Of course this doesn't mean that messages are going to be submitted using
the SUBMIT protocol. But there has to be some kind of agent that performs
these functions, irrespective of how you talk to it.

> After all, JMAP already handles authentication, and it's not clear to
> me that a typical JMAP server is easily able to authenticate on behalf of
> the end user in a way that a port-587 server accepts.

Proxy authentication is widely if not universally supported using any
number of techniques. And again, you don't get rid of the need to
perform any number of actions based on the submitters identity just because
the user already authenticated to JMAP.

> Assuming that JMAP forwards to the filter or smarthost, then requiring that
> JMAP servers be able to forward SMTP extensions looks really odd.

I have no idea what this "filter or smarthost" thing is that you're talking
about, but I can assure you that if it isn't directly integrated into the
SUBMIT server so it has direct access to credentials and can return immediate
failures rather than delayed DSNs, you have a serious implementation problem.

> A submission server on port 587 cannot forward SMTP extensions from its
> nexthop, why should one on port 443 have to?

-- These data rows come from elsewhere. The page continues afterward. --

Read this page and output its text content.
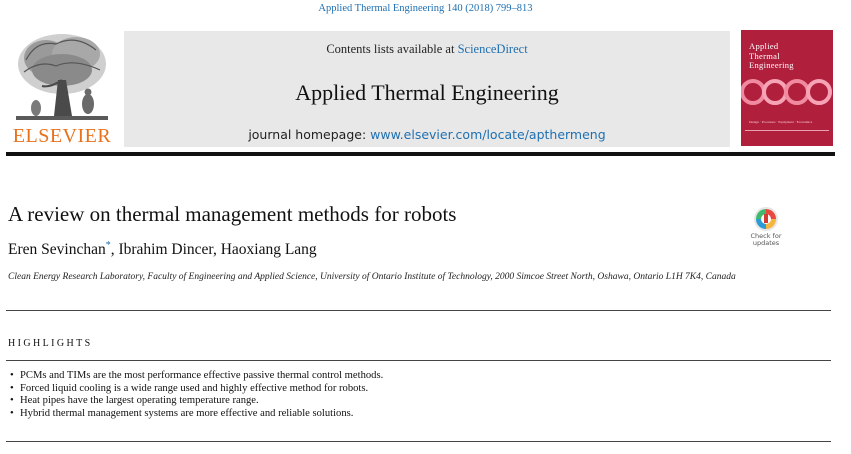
Applied Thermal Engineering 140 (2018) 799–813
ELSEVIER
Contents lists available at ScienceDirect
Applied Thermal Engineering
journal homepage: www.elsevier.com/locate/apthermeng
Applied
Thermal
Engineering
Design · Processes · Equipment · Economics
A review on thermal management methods for robots
Eren Sevinchan*, Ibrahim Dincer, Haoxiang Lang
Check for
updates
Clean Energy Research Laboratory, Faculty of Engineering and Applied Science, University of Ontario Institute of Technology, 2000 Simcoe Street North, Oshawa, Ontario L1H 7K4, Canada
HIGHLIGHTS
• PCMs and TIMs are the most performance effective passive thermal control methods.
• Forced liquid cooling is a wide range used and highly effective method for robots.
• Heat pipes have the largest operating temperature range.
• Hybrid thermal management systems are more effective and reliable solutions.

Of course it can. Ours does this routinely.

> The usual answer is "so as to not need a corresponding JMAP RFC whenever
> there's a new SMTP RFC". That strikes me as poor. A new extension requires
> an RFC and three kinds of implementations (SMTP client, submission server,
> filter server). The RFC publication bit isn't usually the bottleneck among
> those four.

I guess you missed the recent discussion about the incredibly high cost of
RFCs. (Not that I agree, but one of the reasons I disagree is that we've worked
hard to eliminate the need to generate gratuitous material from the process.)